Saturday, January 13, 2018

New test predicts age of onset of aggressive prostate cancer

CANCER DIGEST – Jan. 13, 2018 – A new test based on genomic research combined with population research is able to predict the age of onset of aggressive prostate cancer, researchers say.

The tool is based on searches of individual genomes, the entire set of genes that make up an individual, for small variations, called single-nucleotide polymorphisms or SNPs that occur more frequently in people with a particular disease compared to people without the disease.

An international team of researchers led by Tyler Seibert, MD, PhD, and Anders Dale, PhD, at the University of San Diego School of Medicine, with colleagues in Europe, Australia and the U.S. used these genomic-wide association studies (GWAS) to determine a man’s genetic predisposition to developing prostate cancer and predict his likelihood of developing a lethal form of the disease. They published their findings in the Jan. 11 journal BMJ (formerly the British Medical Journal).

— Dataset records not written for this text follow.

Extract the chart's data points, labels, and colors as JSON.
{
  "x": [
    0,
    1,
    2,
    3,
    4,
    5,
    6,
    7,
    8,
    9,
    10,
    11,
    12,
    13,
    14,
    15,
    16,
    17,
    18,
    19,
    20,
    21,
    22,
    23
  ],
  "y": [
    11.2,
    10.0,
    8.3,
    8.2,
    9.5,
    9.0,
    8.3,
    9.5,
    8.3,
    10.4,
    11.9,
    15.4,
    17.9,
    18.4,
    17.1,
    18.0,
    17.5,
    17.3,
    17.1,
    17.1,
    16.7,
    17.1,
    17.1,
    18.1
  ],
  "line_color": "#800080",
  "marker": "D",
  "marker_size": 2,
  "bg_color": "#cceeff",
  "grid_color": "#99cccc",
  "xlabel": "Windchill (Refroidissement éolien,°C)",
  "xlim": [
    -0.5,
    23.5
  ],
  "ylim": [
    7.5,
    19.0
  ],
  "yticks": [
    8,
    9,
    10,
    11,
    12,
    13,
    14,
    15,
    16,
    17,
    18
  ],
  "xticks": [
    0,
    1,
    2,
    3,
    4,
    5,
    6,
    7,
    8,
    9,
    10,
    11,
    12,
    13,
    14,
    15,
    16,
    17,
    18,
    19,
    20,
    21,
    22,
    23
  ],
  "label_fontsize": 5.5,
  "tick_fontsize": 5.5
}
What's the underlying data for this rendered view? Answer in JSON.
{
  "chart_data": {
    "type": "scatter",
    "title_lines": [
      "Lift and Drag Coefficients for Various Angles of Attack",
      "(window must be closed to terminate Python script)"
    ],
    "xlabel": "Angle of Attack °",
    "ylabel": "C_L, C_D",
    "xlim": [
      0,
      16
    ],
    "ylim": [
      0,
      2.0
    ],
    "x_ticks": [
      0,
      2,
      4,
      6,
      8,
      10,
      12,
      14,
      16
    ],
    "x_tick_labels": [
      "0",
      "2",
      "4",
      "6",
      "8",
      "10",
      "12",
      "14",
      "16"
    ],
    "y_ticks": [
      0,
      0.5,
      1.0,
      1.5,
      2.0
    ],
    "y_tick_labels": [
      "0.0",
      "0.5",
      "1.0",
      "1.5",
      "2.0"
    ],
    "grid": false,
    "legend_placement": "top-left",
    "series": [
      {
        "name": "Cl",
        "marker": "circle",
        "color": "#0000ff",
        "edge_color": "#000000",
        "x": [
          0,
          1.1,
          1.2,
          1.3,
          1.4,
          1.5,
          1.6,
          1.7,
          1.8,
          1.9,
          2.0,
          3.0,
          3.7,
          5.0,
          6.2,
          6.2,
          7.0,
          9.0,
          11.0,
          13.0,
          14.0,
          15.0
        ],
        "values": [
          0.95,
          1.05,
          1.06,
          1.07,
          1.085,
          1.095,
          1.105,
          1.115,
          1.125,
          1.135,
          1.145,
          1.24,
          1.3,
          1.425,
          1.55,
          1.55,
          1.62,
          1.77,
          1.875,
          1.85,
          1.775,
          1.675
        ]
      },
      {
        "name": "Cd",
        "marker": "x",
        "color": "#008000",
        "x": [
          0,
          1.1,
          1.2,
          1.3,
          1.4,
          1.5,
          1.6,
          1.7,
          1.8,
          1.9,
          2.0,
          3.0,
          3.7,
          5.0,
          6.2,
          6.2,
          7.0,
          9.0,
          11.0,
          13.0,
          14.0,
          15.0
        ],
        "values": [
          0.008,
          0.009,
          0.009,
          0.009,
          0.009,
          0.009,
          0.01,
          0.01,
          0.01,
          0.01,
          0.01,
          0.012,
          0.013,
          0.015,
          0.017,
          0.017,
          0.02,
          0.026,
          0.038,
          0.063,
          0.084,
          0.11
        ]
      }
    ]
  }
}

Using a method of analysis developed at UC San Diego, called a polygenic hazard score, researchers are able to analyze hundreds of thousands of SNPs at the same time in large groups of people. In this study, the researchers looked at over 200,000 SNPs from 31,747 men of European ancestry participating in the ongoing international PRACTICAL consortium project.

The polygenic hazard score (PHS), involves survival analysis to estimate SNPs’ effects on age at diagnosis of aggressive prostate cancer. The results led to a PHS for prostate cancer that can estimate individual genetic risk. This score was then tested against an independent dataset, from the recent UK ProtecT trial, for validation.

“The polygenic hazard score was calculated from 54 SNPs and proved to be a highly significant predictor of age at diagnosis of aggressive prostate cancer,” said Seibert in a press release. “When men in the ProtecT dataset with a high polygenic hazard score were compared to those with average PHS, their risk of aggressive prostate cancer was at least 2.9 times greater.”

The study authors note that an individual’s genotype does not change with age, so the polygenic hazard score can be calculated at any time and used as a tool for men deciding whether and when to undergo screening for prostate cancer. Nevertheless they caution that further testing is needed before a PHS is ready for routine use.